Ubiquitin C-terminal hydrolase 1 (UCHL1) was independently discovered by several different research groups and so has several other names, such as ubiquitin carboxyl esterase L1, ubiquitin thiolesterase, neuron-specific protein Pgp9.5 and Park5. It was originally identified as a major neuron specific cytoplasmic protein from 2dimensional gel analysis of brain tissues and immunostaining, and was given the name “protein gene product 9.5” or Pgp9.5 (1).
UCHL1 is the first characterized member of a family of ubiquitin Cterminal hydrolases with 4 members in the human. These enzymes cleave ubiquitin from other molecules, an activity important to generate mono-ubiquitin from ubiquitin genes which encode either polyubiquitin chains or ubiquitin fused to other proteins. Ubiquitin functions as a protein tag which covalently attaches to other proteins and targets them for proteosomal degradation. UCHL1 activity may also remove ubiquitin from partially degraded proteins, allowing the ubiquitin monomer to be recycled. Regulation of the ubiquitin pathway is very important and many disease states are associated with defects in this pathway.

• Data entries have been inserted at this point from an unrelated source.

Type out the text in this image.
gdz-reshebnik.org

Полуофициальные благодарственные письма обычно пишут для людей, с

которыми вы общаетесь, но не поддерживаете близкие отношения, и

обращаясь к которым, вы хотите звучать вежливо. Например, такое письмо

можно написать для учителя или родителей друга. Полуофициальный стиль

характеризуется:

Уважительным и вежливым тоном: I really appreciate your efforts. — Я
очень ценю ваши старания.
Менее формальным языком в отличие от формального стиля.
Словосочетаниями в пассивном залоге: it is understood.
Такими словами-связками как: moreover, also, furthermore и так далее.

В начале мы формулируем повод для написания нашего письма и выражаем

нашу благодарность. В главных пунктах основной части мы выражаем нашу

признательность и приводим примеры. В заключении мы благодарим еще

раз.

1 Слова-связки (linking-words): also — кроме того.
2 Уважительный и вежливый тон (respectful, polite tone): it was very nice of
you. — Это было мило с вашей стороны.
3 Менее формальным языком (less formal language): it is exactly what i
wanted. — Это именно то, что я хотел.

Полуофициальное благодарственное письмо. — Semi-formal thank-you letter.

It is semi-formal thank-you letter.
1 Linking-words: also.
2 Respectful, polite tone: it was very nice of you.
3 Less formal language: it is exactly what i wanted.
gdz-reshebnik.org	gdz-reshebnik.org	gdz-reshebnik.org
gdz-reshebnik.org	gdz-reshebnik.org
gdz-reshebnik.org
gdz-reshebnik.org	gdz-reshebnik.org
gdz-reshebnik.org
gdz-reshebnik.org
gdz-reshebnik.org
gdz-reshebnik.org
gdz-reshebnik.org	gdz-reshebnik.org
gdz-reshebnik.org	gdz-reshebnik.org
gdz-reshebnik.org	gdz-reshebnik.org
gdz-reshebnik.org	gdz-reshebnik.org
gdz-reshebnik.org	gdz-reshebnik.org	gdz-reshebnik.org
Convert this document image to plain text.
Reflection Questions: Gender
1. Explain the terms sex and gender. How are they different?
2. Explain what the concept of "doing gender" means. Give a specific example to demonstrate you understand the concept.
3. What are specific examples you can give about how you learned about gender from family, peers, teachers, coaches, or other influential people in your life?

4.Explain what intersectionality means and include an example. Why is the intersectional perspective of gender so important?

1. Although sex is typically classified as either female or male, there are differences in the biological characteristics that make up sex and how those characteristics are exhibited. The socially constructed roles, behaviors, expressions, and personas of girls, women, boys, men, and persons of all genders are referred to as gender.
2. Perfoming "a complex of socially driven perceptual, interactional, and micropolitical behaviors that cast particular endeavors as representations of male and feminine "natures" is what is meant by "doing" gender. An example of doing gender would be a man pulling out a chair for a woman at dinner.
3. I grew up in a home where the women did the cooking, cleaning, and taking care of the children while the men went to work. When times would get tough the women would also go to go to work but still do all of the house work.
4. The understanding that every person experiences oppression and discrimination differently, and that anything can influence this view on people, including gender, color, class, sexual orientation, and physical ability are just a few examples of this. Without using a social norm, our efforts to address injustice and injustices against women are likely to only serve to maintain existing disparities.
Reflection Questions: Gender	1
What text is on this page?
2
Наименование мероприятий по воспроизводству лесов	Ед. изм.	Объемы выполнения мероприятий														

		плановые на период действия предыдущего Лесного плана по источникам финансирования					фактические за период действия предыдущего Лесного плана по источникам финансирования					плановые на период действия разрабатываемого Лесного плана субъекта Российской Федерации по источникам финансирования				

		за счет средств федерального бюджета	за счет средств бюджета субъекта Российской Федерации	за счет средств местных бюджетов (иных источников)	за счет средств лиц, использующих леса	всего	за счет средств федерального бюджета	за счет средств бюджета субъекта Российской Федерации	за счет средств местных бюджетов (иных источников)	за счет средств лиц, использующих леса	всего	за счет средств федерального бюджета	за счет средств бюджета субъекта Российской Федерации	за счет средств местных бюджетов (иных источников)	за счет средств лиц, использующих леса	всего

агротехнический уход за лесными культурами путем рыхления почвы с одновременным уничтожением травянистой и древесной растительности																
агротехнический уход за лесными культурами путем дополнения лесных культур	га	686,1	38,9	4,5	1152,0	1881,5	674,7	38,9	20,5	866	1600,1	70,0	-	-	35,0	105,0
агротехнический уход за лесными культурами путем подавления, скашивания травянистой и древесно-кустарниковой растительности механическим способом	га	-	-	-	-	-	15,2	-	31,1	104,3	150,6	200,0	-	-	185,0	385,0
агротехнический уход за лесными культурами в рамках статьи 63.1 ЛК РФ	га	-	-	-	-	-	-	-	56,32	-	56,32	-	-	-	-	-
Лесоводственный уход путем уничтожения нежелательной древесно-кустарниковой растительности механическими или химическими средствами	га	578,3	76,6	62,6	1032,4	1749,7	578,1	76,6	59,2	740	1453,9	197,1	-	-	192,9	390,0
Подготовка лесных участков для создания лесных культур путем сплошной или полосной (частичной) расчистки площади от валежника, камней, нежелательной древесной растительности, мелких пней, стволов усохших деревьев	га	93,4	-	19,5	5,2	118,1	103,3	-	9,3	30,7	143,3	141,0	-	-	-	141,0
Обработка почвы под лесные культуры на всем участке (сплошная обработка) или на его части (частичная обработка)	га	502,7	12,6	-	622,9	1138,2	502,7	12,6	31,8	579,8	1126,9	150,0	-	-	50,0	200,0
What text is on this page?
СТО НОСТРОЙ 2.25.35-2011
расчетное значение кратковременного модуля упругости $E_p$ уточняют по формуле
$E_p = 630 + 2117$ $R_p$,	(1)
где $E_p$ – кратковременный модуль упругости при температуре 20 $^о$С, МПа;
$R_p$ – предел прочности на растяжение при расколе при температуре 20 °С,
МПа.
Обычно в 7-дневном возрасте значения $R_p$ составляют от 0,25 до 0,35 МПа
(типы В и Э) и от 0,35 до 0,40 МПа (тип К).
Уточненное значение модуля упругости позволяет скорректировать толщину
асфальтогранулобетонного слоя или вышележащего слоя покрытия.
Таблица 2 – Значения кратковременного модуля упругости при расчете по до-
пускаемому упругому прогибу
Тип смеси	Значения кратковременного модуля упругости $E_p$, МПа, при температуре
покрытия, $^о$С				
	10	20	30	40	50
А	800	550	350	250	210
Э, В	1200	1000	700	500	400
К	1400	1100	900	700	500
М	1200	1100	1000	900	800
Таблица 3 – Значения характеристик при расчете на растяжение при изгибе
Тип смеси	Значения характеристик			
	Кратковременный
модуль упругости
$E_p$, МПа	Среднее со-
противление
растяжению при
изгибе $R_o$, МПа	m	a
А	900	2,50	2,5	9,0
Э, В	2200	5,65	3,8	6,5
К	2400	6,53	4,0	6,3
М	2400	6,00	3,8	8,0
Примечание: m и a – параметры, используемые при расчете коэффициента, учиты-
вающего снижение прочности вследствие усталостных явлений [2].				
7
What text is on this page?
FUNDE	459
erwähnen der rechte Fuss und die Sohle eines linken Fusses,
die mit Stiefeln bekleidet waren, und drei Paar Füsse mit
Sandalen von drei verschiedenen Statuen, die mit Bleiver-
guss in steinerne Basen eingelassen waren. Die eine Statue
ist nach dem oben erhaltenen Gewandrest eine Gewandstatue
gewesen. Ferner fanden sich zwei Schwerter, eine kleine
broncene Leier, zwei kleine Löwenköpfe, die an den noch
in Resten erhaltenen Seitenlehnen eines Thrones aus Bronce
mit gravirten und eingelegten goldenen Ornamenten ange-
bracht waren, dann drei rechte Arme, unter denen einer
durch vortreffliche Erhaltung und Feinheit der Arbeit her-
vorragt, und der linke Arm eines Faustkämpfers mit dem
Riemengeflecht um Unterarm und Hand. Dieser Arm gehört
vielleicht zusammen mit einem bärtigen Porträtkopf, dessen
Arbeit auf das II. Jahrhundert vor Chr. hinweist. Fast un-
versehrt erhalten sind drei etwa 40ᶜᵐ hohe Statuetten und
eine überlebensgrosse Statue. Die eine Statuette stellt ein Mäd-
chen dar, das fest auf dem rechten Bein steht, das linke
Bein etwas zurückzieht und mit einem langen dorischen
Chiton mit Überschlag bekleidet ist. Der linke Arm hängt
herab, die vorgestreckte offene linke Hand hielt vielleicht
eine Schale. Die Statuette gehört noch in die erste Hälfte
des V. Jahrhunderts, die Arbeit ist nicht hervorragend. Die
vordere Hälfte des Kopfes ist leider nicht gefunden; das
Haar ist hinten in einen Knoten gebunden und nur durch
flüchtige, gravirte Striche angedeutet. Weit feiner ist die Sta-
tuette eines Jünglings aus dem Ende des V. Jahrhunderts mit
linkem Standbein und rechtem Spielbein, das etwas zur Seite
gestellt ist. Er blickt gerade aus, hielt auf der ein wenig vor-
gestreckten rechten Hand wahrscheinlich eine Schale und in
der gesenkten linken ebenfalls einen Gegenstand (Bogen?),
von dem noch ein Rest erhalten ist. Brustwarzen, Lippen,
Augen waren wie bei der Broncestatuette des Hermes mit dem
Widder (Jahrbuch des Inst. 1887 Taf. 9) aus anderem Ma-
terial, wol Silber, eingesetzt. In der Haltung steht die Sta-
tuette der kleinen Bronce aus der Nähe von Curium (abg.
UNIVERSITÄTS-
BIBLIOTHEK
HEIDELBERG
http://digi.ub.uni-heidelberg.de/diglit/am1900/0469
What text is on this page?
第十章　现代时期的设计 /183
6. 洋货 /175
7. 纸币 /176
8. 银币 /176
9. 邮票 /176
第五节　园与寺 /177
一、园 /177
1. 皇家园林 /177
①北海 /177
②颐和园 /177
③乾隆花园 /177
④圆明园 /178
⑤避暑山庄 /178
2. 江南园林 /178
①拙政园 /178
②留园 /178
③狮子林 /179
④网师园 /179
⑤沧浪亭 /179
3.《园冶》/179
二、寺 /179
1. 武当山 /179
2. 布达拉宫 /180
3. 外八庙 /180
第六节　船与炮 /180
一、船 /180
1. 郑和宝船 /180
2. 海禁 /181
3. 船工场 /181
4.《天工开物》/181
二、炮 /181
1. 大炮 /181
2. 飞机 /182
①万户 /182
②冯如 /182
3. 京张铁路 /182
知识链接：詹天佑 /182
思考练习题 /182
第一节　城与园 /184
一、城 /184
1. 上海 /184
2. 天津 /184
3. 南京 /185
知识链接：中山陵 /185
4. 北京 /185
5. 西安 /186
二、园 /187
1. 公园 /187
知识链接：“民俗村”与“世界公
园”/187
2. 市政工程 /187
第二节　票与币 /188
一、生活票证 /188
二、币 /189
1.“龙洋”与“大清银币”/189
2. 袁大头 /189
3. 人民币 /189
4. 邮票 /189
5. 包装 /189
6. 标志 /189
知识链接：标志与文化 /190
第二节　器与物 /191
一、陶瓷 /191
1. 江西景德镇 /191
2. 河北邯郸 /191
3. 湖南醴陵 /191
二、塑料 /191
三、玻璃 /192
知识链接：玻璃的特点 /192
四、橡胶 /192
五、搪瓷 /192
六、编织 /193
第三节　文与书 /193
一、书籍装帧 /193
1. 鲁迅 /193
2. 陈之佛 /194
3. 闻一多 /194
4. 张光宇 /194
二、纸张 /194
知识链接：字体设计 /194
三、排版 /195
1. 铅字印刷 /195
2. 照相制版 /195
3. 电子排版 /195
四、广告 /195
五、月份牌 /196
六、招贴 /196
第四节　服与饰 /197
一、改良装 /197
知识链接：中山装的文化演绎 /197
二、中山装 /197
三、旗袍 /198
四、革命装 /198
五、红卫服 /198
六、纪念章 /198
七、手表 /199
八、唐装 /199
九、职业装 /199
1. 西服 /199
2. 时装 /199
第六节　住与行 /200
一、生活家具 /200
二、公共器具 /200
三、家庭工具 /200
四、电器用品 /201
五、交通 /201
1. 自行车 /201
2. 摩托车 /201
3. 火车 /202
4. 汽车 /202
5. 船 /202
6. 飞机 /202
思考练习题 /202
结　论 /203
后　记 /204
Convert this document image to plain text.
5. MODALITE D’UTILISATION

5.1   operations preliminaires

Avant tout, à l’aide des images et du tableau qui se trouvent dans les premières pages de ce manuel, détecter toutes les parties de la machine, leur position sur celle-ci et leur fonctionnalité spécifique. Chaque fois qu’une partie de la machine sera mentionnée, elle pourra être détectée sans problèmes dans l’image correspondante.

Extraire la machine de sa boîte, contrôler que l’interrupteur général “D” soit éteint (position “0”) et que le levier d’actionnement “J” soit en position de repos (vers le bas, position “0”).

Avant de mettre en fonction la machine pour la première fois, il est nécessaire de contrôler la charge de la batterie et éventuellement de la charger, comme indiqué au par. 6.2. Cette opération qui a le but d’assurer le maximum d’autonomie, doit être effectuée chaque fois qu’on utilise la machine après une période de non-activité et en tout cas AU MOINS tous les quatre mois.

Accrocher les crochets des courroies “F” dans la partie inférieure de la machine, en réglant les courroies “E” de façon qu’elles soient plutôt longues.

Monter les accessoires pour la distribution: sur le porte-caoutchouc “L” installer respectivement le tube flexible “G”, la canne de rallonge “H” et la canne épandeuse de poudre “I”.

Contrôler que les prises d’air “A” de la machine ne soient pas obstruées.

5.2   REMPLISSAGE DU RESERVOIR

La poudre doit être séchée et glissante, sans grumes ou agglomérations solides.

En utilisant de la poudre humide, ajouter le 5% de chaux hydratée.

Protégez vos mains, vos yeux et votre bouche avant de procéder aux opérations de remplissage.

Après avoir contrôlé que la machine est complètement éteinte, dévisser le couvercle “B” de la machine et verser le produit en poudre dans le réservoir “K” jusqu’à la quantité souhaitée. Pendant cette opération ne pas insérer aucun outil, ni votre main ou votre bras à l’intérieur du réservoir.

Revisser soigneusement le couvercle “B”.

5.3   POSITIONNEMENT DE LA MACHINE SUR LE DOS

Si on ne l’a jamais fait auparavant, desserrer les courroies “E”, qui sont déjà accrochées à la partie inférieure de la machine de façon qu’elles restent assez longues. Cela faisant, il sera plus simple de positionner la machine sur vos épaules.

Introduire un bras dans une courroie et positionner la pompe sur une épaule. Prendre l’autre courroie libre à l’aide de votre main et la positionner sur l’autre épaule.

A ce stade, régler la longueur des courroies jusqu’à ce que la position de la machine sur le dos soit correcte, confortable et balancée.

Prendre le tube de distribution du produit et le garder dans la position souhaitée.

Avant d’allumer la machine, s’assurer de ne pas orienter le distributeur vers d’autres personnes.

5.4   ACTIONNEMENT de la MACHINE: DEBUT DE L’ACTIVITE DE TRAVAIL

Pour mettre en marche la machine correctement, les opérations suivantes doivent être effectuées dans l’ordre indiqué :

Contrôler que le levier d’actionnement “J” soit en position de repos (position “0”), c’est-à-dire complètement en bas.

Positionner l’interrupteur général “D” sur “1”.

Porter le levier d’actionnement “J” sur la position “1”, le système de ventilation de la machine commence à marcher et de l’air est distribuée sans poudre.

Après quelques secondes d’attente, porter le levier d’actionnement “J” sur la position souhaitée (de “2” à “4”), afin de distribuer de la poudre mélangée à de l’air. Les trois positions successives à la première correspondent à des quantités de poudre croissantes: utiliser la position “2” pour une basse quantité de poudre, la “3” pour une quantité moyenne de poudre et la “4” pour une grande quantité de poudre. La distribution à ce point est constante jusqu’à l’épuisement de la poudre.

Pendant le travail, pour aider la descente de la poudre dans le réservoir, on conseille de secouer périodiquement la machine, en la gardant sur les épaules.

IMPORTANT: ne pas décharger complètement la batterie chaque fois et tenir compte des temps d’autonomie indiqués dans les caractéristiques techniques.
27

The kit is an ELISA capture assay, in which a 96-well-format plate is coated with an affinity purified mouse monoclonal antibody raised against the purified recombinant human UCHL1. The plate has been blocked with a protein solution to remove any further non-specific binding, and is supplied with 50 µL of Tris buffered saline (TBS) plus 5 mM sodium azide (NaN3) preservative. Standards, quality controls and samples are incubated in microplate wells for 3 hours at room temperature or overnight at 4OC. Binding is detected with a rabbit polyclonal antibody to UCHL1 for another 3 hours. The amount of specifically bound rabbit polyclonal antibody is then detected using a goat anti-rabbit antibody conjugated to horseradish peroxidase (HRP). Finally, the wells are incubated with 3, 3`, 5, 5`-Tetramethyl Benzidine (TMB), a reagent which produces a blue color when exposed to HRP in the presence of hydrogen peroxide. The reaction is stopped by the addition of sulfuric acid (H2SO4), and the absorbance of the resulting yellow product is measured at 450 nm. Absorbance is directly proportional to the concentration of UCHL1 in the samples and standards. A standard curve is generated by plotting absorbance values against concentrations of the standard, and concentrations of unknown samples are calculated using the standard curve.
Reference: Doran JF, Jackson P, Kynoch PA, Thompson RJ. Isolation of PGP 9.5, a new human neurone-specific protein detected by highresolution two-dimensional electrophoresis. J Neurochem. 40:1542-7 (1983).